Site information
- Type: Military airfield
- Controlled by: United States Army Air Forces

Location
- Coordinates: 48°10′42″N 000°09′31″E﻿ / ﻿48.17833°N 0.15861°E

Site history
- Built by: IX Engineering Command
- In use: August–November 1944
- Materials: Prefabricated Hessian Surfacing (PHS)
- Battles/wars: Western Front (World War II) Northern France Campaign Eastern France/Benelux Campaign

= Saint Marceau Airfield =

Saint Marceaul Airfield is an abandoned World War II military airfield, which is located near the commune of Saint-Marceau in the Pays de la Loire region of northern France.

Located just outside Saint-Marceau, the United States Army Air Force established a temporary airfield on 20 August 1944, shortly after the Allied landings in France. The airfield was constructed by the IX Engineering Command, 819th Engineer Aviation Battalion.

==History==
Known as Advanced Landing Ground "A-43", the airfield consisted of a single 5000' (1500m) Prefabricated Hessian Surfacing runway aligned 08/26. In addition, tents were used for billeting and also for support facilities; an access road was built to the existing road infrastructure; a dump for supplies, ammunition, and gasoline drums, along with a drinkable water and minimal electrical grid for communications and station lighting.
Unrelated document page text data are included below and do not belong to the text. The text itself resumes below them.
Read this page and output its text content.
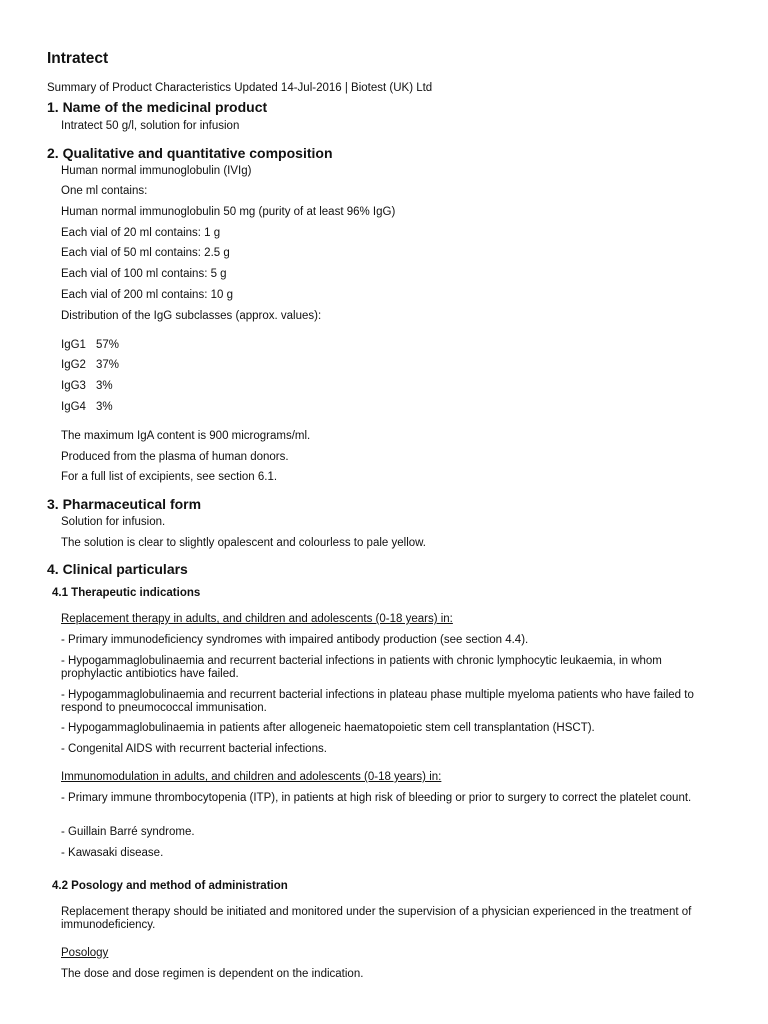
Intratect
Summary of Product Characteristics Updated 14-Jul-2016 | Biotest (UK) Ltd
1. Name of the medicinal product
Intratect 50 g/l, solution for infusion
2. Qualitative and quantitative composition
Human normal immunoglobulin (IVIg)
One ml contains:
Human normal immunoglobulin 50 mg (purity of at least 96% IgG)
Each vial of 20 ml contains: 1 g
Each vial of 50 ml contains: 2.5 g
Each vial of 100 ml contains: 5 g
Each vial of 200 ml contains: 10 g
Distribution of the IgG subclasses (approx. values):
IgG1 57%
IgG2 37%
IgG3 3%
IgG4 3%
The maximum IgA content is 900 micrograms/ml.
Produced from the plasma of human donors.
For a full list of excipients, see section 6.1.
3. Pharmaceutical form
Solution for infusion.
The solution is clear to slightly opalescent and colourless to pale yellow.
4. Clinical particulars
4.1 Therapeutic indications
Replacement therapy in adults, and children and adolescents (0-18 years) in:
- Primary immunodeficiency syndromes with impaired antibody production (see section 4.4).
- Hypogammaglobulinaemia and recurrent bacterial infections in patients with chronic lymphocytic leukaemia, in whom prophylactic antibiotics have failed.
- Hypogammaglobulinaemia and recurrent bacterial infections in plateau phase multiple myeloma patients who have failed to respond to pneumococcal immunisation.
- Hypogammaglobulinaemia in patients after allogeneic haematopoietic stem cell transplantation (HSCT).
- Congenital AIDS with recurrent bacterial infections.
Immunomodulation in adults, and children and adolescents (0-18 years) in:
- Primary immune thrombocytopenia (ITP), in patients at high risk of bleeding or prior to surgery to correct the platelet count.
- Guillain Barré syndrome.
- Kawasaki disease.
4.2 Posology and method of administration
Replacement therapy should be initiated and monitored under the supervision of a physician experienced in the treatment of immunodeficiency.
Posology
The dose and dose regimen is dependent on the indication.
The 474th Fighter Group, based Lockheed P-38 Lightning fighters at Saint Marceau from 2 to 12 September 1944. The 474th was replaced by the 442d Troop Carrier Group, which flew Douglas C-47 Skytrains from the airfield from 5 October until 7 November 1944

The fighter planes flew support missions during the Allied invasion of Normandy, patrolling roads in front of the beachhead; strafing German military vehicles and dropping bombs on gun emplacements, anti-aircraft artillery and concentrations of German troops in Normandy and Brittany when spotted.

After the Americans moved east into Central France with the advancing Allied Armies, the airfield was closed on 20 November 1944. Today the long dismantled airfield is indistinguishable from the agricultural fields in the area.